Há dois vetores essenciais para resolver o problema da habitação no nosso país: aumentar a oferta de casas e também expandir as infraestruturas de transportes, para apoiar a descentralização da construção. “Temos de expandir as redes de transporte; temos de aumentar a quantidade de solo disponível para construção; temos de tornar mais atrativo todo o ambiente económico à volta da construção e do arrendamento, para pôr mais casas no mercado de forma sustentada. Assim, havendo mais oferta, haverá preços mais baixos”, resume o economista e também autor do estudo “O mercado imobiliário em Portugal”, publicado pela Fundação Francisco Manuel dos Santos.

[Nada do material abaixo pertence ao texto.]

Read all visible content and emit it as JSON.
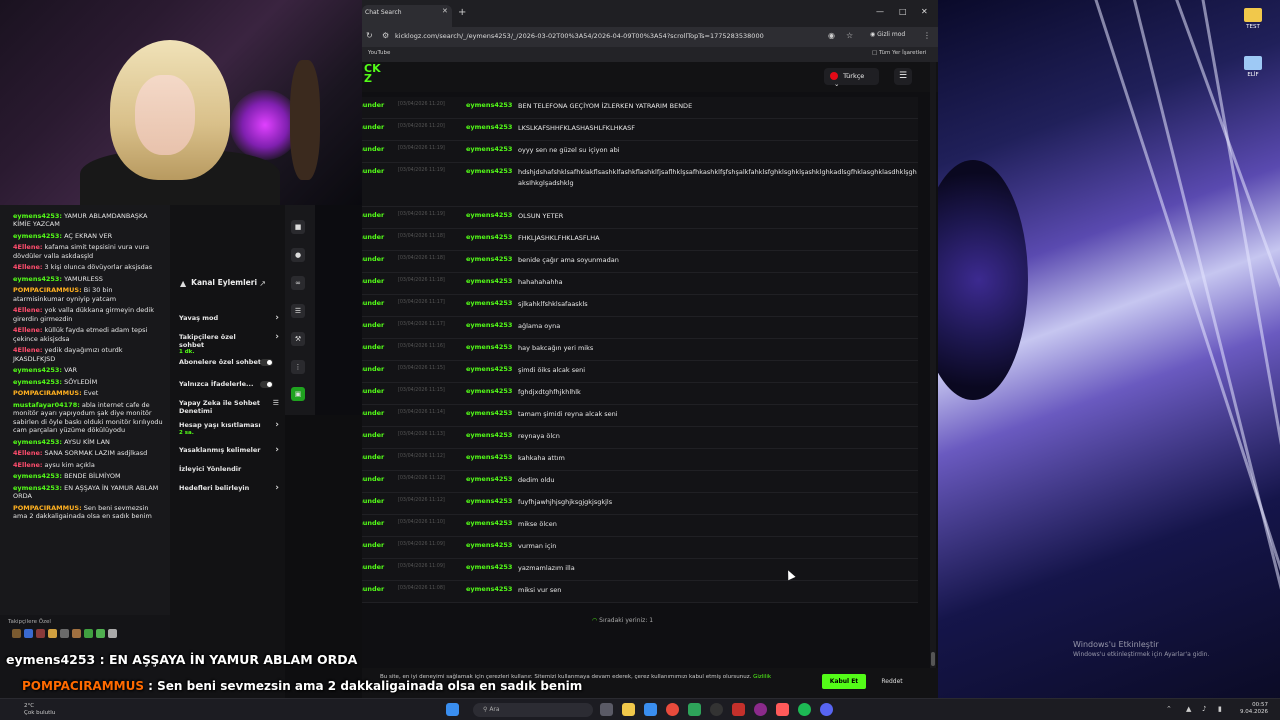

“Todas estas medidas vão ajudar à tal abordagem sistémica e holística que é preciso fazer para, de facto, permitir aos portugueses maior capacidade de adquirir habitação”, argumenta o especialista nesta entrevista, em que aborda também a necessidade de desconcentrar serviços públicos, dos incentivos de longo prazo ao arrendamento e ainda do impacto das novas medidas do Governo para a habitação em Portugal. Quanto ao futuro, atencipa que, "no geral, os preços das casas tenderão a aumentar”.
O ambiente económico está hoje favorável à concessão de crédito habitação e à compra de casa? Porquê?
Se dentro do ambiente económico incluirmos os custos de transação, o custo do crédito habitação, a fiscalidade que incide sobre as casas (e que as oneram), é normal que, de facto, para muitas pessoas não seja o clima ótimo para comprar casa. Porque do ponto de vista daquilo que é a capacidade de compra de boa parte da classe média portuguesa, os preços das casas têm-se tornado cada vez mais distantes daquilo que os portugueses podem comprar. Não obstante, no que diz respeito à vertente das taxas de juro, a expectativa do mercado é que em 2025 haja uma descida de 100 pontos base, o que tornará o crédito habitação mais barato e poderá expandir a possibilidade de compra de casa.
"Historicamente, as medidas têm sido muito mais bem-sucedidas a apoiar a procura e não tanto a oferta, o que resulta numa subida ainda maior dos preços [das casas]".
A procura de casa continua em alta em Portugal, sobretudo nos grandes centros urbanos. Como é que se pode aliviar a pressão imobiliária nestas cidades?
Os preços das casas estão altos, o que é o resultado da oferta e procura. A verdade é que, em termos de oferta, a capacidade construtiva do país afundou-se: estamos a construir hoje um décimo daquilo que construíamos há cerca de 10 ou 15 anos. E, nesse sentido, esta quebra da oferta é um fator que faz subir os preços das casas.
Depois, temos um conjunto de políticas que visa permitir aos portugueses comprar casa num ambiente em que os preços estão cada vez mais elevados. E essas medidas separam-se em duas: por um lado, medidas que apoiam a procura [como a isenção do IMT, garantia pública para jovens] e, por outro lado, medidas que apoiam a oferta [como a nova lei dos solos]. O que é certo é que, historicamente, as medidas têm sido muito mais bem-sucedidas a apoiar a procura e não tanto a oferta, o que resulta numa subida ainda maior dos preços. E esse é um dos problemas essenciais que tornam, de facto, a aquisição de habitação tão difícil.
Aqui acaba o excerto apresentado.